Along with the new laws the Government has raised the financial penalties through increased fines for cyclists who breach the road rules; reiterated the need to wear helmets; and introduced a requirement to carry ID.
Triathlon NSW has a long held view that the use of helmets by cyclists is essential to increase the safety of riders. Indeed, as a cycling role model, all triathlon competition has required participants to wear helmets in competition for many years.
Similarly, we strongly advocate carrying ID when riding. Sadly, accidents occur and we feel it best that emergency services can quickly make contact with loved ones in the event of a crash.
We will be working with Government on how best to implement this requirement and believe the Triathlon Membership ID that all Triathlon Australia members carry would be an appropriate form of ID which could be used.
We understand police will require ID in the event a cyclist infringes on the law. Whilst this requirement has caused angst amongst many cyclists, we strongly support adherence to the road rules and understand it is important for police to enforce these rules for all users, and that includes appropriate identification of those who infringe.

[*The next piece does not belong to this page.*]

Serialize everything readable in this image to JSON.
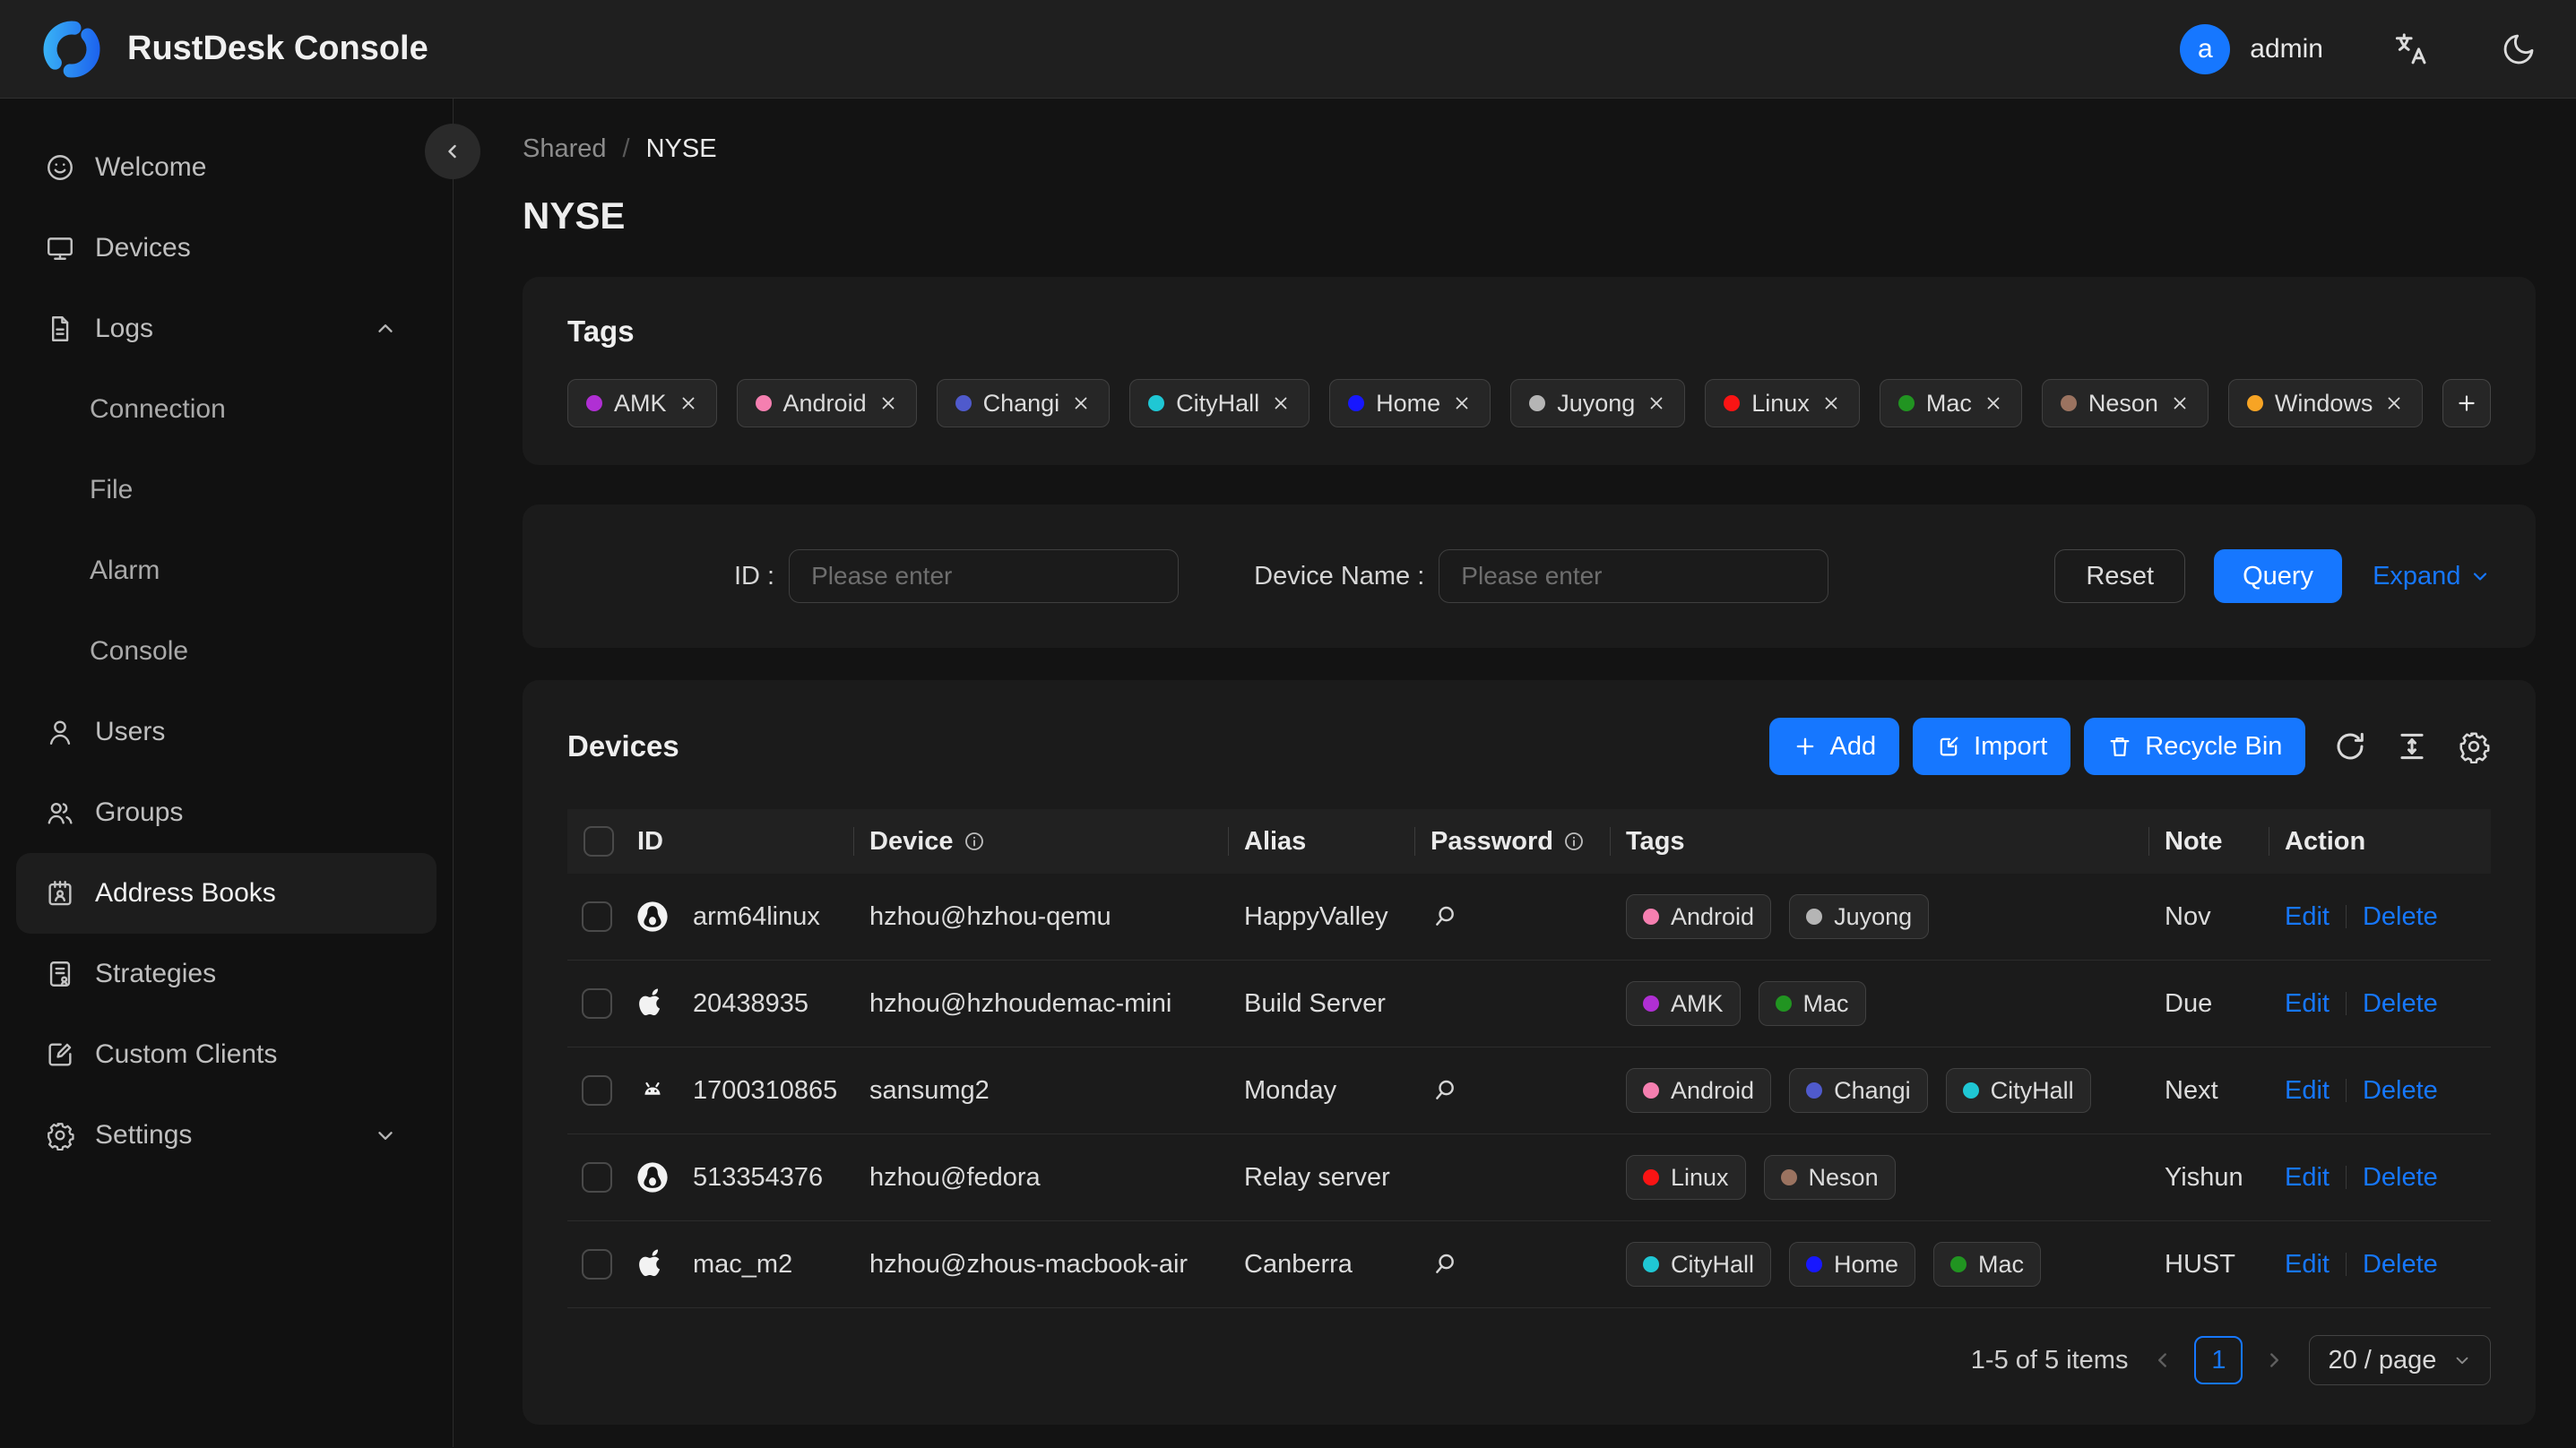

Similarly, we understand the increase to fines has been met with much displeasure from many in the cycling community. Triathlon NSW is understanding of the need to move the existing fines schedule closer to that of motorists. However, there was no consultation beyond this point and the exact fine levels are more extreme than we anticipated.
It is important to note that the fine levels for cyclists now in place for NSW are closer to those in most other states. Indeed, in Victoria, fines were increased without any provision for legislation of the compulsory metre gap between cyclists and motor vehicles.
We understand the practicalities for cyclists with red lights, especially because many modern bikes don’t tend to trip the sensors. We commit to work with Government to ensure the effective implementation of measures that ensure cyclists can both abide by the road rules and ensure traffic signalling is effective for them. We don’t however condone any blatant running of red lights or pedestrian crossings.
Triathlon NSW will liaise and work collaboratively with Cycling NSW and the NSW Government as these changes are implemented during the two-year trial phase. We will identify areas where improvements to policy and legislation can be made to ensure the achievement of the end goal: safe and respectful use of our roads by all road users.